Как Гегель не смог понять, что попал в силки простого и в общем-то лежащего на поверхности противоречия? Хорош герой, если среда заставляет его стать героем!

В обыкновенной беллетристике, где человек является слепком с какой-либо микроситуации, где человека, собственно, нет, а есть лишь человекоподобная функция каких-то внешних обстоятельств, с литературным персонажем могут происходить разные метаморфозы. Среда может заставить его временно попребывать и в качестве героя, а может и тут же показать нам его в роли, допустим, предателя. Психика микрочеловека — а о нем я уже писал достаточно подробно, — настолько гибка, что может выкинуть самое неожиданное коленце. Этот человек может легко вывернуться наизнанку и, наоборот, обернуться героем и тут же превратиться в антигероя — его всегда ведет единственный рефлекс, рефлекс выживания.

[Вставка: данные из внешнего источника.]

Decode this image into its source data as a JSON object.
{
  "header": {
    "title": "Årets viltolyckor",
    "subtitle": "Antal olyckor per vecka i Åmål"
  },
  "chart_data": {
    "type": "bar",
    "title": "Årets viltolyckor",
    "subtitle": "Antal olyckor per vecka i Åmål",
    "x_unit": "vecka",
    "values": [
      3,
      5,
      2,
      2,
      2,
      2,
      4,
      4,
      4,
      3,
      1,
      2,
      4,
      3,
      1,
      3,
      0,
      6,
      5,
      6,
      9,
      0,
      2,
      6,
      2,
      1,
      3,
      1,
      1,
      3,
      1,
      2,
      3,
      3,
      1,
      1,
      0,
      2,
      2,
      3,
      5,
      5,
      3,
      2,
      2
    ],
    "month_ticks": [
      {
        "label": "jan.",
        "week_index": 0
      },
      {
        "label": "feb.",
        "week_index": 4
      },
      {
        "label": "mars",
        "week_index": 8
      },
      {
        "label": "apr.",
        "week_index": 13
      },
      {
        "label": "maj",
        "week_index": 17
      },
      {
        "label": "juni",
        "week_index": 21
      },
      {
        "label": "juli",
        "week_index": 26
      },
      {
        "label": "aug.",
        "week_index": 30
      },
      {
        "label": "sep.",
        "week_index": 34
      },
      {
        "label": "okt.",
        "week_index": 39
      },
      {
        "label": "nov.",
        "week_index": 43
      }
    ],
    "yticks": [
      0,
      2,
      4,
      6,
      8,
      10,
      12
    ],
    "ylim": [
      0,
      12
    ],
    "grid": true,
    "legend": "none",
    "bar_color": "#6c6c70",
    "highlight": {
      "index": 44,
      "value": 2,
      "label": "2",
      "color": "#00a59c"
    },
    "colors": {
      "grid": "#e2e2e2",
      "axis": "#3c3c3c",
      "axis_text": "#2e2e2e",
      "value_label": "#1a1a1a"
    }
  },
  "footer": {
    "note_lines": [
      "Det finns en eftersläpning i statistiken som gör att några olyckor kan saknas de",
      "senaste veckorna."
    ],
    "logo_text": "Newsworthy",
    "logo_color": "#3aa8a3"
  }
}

Совсем другого человека мы видим в искусстве мегауровня, герой которого по существу составляет нераздельное единство с исходящим от него и потому всецело принадлежащим ему объективным миром. Этого человека ведет совсем другой рефлекс — рефлекс цели. И чем крупнее человек, тем всечеловечнее его цель.

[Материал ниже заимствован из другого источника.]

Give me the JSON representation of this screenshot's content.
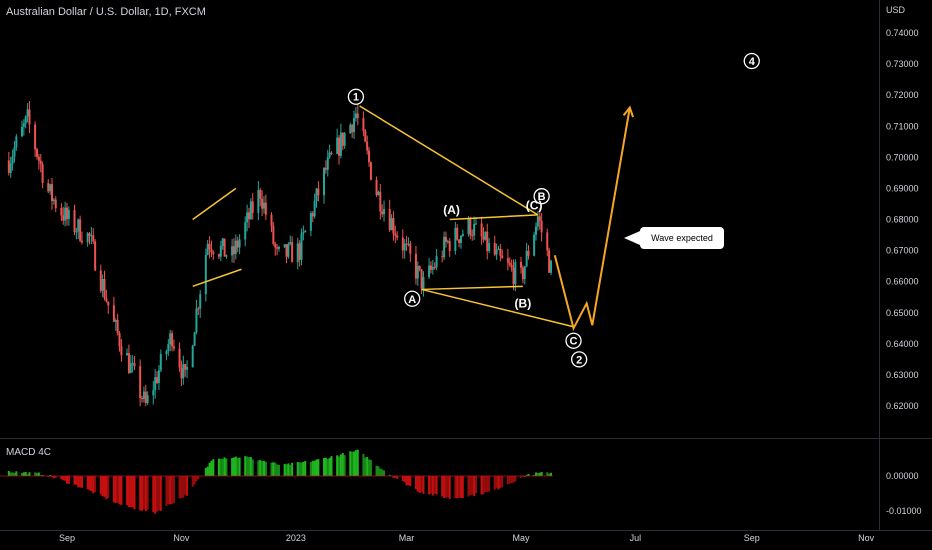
{
  "header": {
    "title": "Australian Dollar / U.S. Dollar, 1D, FXCM"
  },
  "indicator": {
    "title": "MACD 4C"
  },
  "colors": {
    "up": "#26a69a",
    "down": "#ef5350",
    "hist_up": "#1fb51f",
    "hist_down": "#c41010",
    "wave_line": "#f7c531",
    "projection": "#f5a623",
    "label": "#ffffff"
  },
  "chart_data": {
    "type": "candlestick",
    "currency": "USD",
    "y_ticks": [
      "0.74000",
      "0.73000",
      "0.72000",
      "0.71000",
      "0.70000",
      "0.69000",
      "0.68000",
      "0.67000",
      "0.66000",
      "0.65000",
      "0.64000",
      "0.63000",
      "0.62000"
    ],
    "ylim": [
      0.6085,
      0.7445
    ],
    "macd_ticks": [
      "0.00000",
      "-0.01000"
    ],
    "x_labels": [
      "Sep",
      "Nov",
      "2023",
      "Mar",
      "May",
      "Jul",
      "Sep",
      "Nov"
    ],
    "price_path": [
      {
        "date": "2022-08-01",
        "price": 0.699
      },
      {
        "date": "2022-08-11",
        "price": 0.712
      },
      {
        "date": "2022-08-22",
        "price": 0.689
      },
      {
        "date": "2022-09-01",
        "price": 0.68
      },
      {
        "date": "2022-09-13",
        "price": 0.674
      },
      {
        "date": "2022-09-26",
        "price": 0.646
      },
      {
        "date": "2022-10-13",
        "price": 0.62
      },
      {
        "date": "2022-10-27",
        "price": 0.643
      },
      {
        "date": "2022-11-03",
        "price": 0.628
      },
      {
        "date": "2022-11-15",
        "price": 0.673
      },
      {
        "date": "2022-11-28",
        "price": 0.668
      },
      {
        "date": "2022-12-13",
        "price": 0.689
      },
      {
        "date": "2022-12-22",
        "price": 0.668
      },
      {
        "date": "2023-01-03",
        "price": 0.67
      },
      {
        "date": "2023-01-17",
        "price": 0.696
      },
      {
        "date": "2023-02-02",
        "price": 0.714
      },
      {
        "date": "2023-02-13",
        "price": 0.689
      },
      {
        "date": "2023-02-27",
        "price": 0.672
      },
      {
        "date": "2023-03-10",
        "price": 0.659
      },
      {
        "date": "2023-03-22",
        "price": 0.672
      },
      {
        "date": "2023-04-04",
        "price": 0.678
      },
      {
        "date": "2023-04-19",
        "price": 0.667
      },
      {
        "date": "2023-05-01",
        "price": 0.661
      },
      {
        "date": "2023-05-10",
        "price": 0.681
      },
      {
        "date": "2023-05-17",
        "price": 0.664
      }
    ],
    "macd_path": [
      {
        "date": "2022-08-01",
        "value": 0.0013
      },
      {
        "date": "2022-08-20",
        "value": 0.0005
      },
      {
        "date": "2022-09-10",
        "value": -0.0035
      },
      {
        "date": "2022-10-01",
        "value": -0.0085
      },
      {
        "date": "2022-10-18",
        "value": -0.0105
      },
      {
        "date": "2022-11-05",
        "value": -0.005
      },
      {
        "date": "2022-11-18",
        "value": 0.0052
      },
      {
        "date": "2022-12-05",
        "value": 0.0055
      },
      {
        "date": "2022-12-25",
        "value": 0.003
      },
      {
        "date": "2023-01-12",
        "value": 0.0045
      },
      {
        "date": "2023-02-03",
        "value": 0.0072
      },
      {
        "date": "2023-02-20",
        "value": 0.0005
      },
      {
        "date": "2023-03-08",
        "value": -0.0045
      },
      {
        "date": "2023-03-25",
        "value": -0.0065
      },
      {
        "date": "2023-04-15",
        "value": -0.0045
      },
      {
        "date": "2023-05-05",
        "value": 0.0005
      },
      {
        "date": "2023-05-17",
        "value": 0.001
      }
    ],
    "wave_lines": [
      [
        {
          "date": "2023-02-04",
          "price": 0.7165
        },
        {
          "date": "2023-05-10",
          "price": 0.6815
        }
      ],
      [
        {
          "date": "2023-03-09",
          "price": 0.6575
        },
        {
          "date": "2023-05-29",
          "price": 0.6455
        }
      ],
      [
        {
          "date": "2023-03-24",
          "price": 0.68
        },
        {
          "date": "2023-05-10",
          "price": 0.6815
        }
      ],
      [
        {
          "date": "2023-03-09",
          "price": 0.6575
        },
        {
          "date": "2023-05-02",
          "price": 0.6585
        }
      ],
      [
        {
          "date": "2022-11-07",
          "price": 0.68
        },
        {
          "date": "2022-11-30",
          "price": 0.69
        }
      ],
      [
        {
          "date": "2022-11-07",
          "price": 0.6585
        },
        {
          "date": "2022-12-03",
          "price": 0.664
        }
      ]
    ],
    "projection": [
      {
        "date": "2023-05-19",
        "price": 0.6685
      },
      {
        "date": "2023-05-29",
        "price": 0.645
      },
      {
        "date": "2023-06-05",
        "price": 0.653
      },
      {
        "date": "2023-06-08",
        "price": 0.646
      },
      {
        "date": "2023-06-28",
        "price": 0.716
      }
    ],
    "wave_labels": [
      {
        "text": "1",
        "date": "2023-02-02",
        "price": 0.7195,
        "circled": true
      },
      {
        "text": "A",
        "date": "2023-03-04",
        "price": 0.6545,
        "circled": true
      },
      {
        "text": "B",
        "date": "2023-05-12",
        "price": 0.6875,
        "circled": true
      },
      {
        "text": "C",
        "date": "2023-05-29",
        "price": 0.641,
        "circled": true
      },
      {
        "text": "2",
        "date": "2023-06-01",
        "price": 0.635,
        "circled": true
      },
      {
        "text": "4",
        "date": "2023-09-01",
        "price": 0.731,
        "circled": true
      },
      {
        "text": "(A)",
        "date": "2023-03-25",
        "price": 0.683,
        "circled": false
      },
      {
        "text": "(C)",
        "date": "2023-05-08",
        "price": 0.6845,
        "circled": false
      },
      {
        "text": "(B)",
        "date": "2023-05-02",
        "price": 0.653,
        "circled": false
      }
    ],
    "annotation": {
      "text": "Wave expected",
      "date": "2023-06-05",
      "price": 0.6705
    }
  }
}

Гегель видел такого человека в далекой и скорее мифической, чем реальной, эпохе героев.

Я же такой героический характер вижу в каждой эпохе.

Каждая эпоха рождает людей большого масштаба.

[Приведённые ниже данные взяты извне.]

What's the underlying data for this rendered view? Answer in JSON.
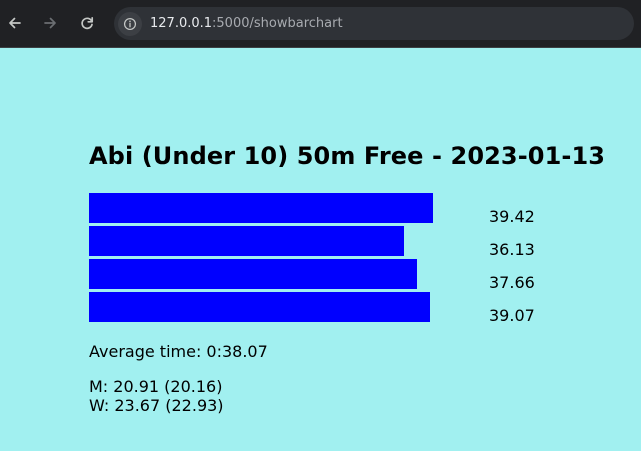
{
  "browser": {
    "url_host": "127.0.0.1",
    "url_path": ":5000/showbarchart"
  },
  "page": {
    "title": "Abi (Under 10) 50m Free - 2023-01-13",
    "average_label": "Average time: 0:38.07",
    "records": [
      "M: 20.91 (20.16)",
      "W: 23.67 (22.93)"
    ]
  },
  "chart_data": {
    "type": "bar",
    "orientation": "horizontal",
    "values": [
      39.42,
      36.13,
      37.66,
      39.07
    ],
    "value_labels": [
      "39.42",
      "36.13",
      "37.66",
      "39.07"
    ],
    "bar_color": "#0000ff",
    "xlim": [
      0,
      45.19
    ]
  },
  "colors": {
    "page_background": "#a1f0f0",
    "bar": "#0000ff"
  }
}
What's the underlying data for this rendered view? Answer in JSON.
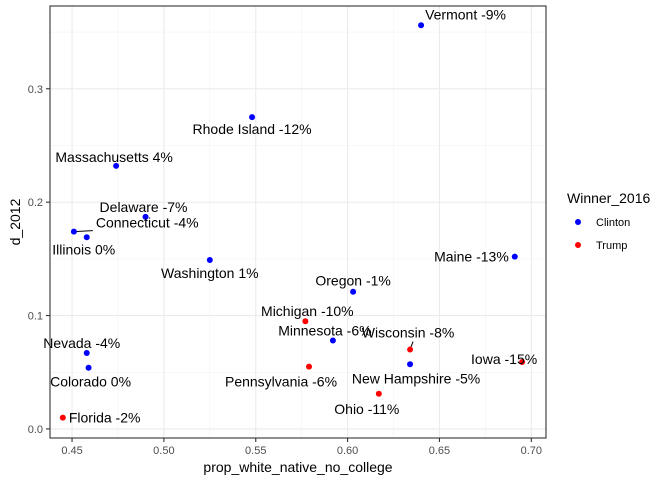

Но мало лишь увидеть таких людей, почувствовать их, ощутить. Только гении, несущие в самих себе заряд высшей духовности и высшей художественной способности, могут высечь из эмпирической тьмы фактов подлинно героический характер. Художники же-рабы творят персонажей-рабов.

Героическая индивидуальность это, конечно, идеал. Она идеальна, потому что не удовлетворяется формальной свободой и бесконечностью внутри себя, а остается в постоянном, непосредственном тяготении к тожеству, к гармонии со всем субстанциональным содержанием окружающей ее действительности. Думать, что греческий или догреческий мир дал наибольшее приближение к этому идеалу, вряд ли верно. Каждая эпоха дает свой вариант реализации идеала в мировом человеке, и история человеческого мира — это именно история развертывания способностей в человеке, история его полета к идеалу. Поэтому золотой век у человечества не позади. Вряд ли оно идет от света к тьме, напротив, тьма рассеивается все более и более. Тьма в самом человеке и тьма в мире, составляющем органическое единство с его все более растущим «я».

У Гегеля, видимо, был другой взгляд на мировую историю и человека в ней. Поэтому-то он считал, что в новое время великое искусство невозможно. «Рассмотрев со всех точек зрения современное состояние мира с его развитыми правовыми, моральными и политическими условиями, мы убедимся, что в пределах действительности нашего времени возможности для создания идеальных образов очень ограничены, ибо ничтожны число и объем тех кругов общества, в которых остается свободное поприще для самостоятельных решений частных лиц»[79].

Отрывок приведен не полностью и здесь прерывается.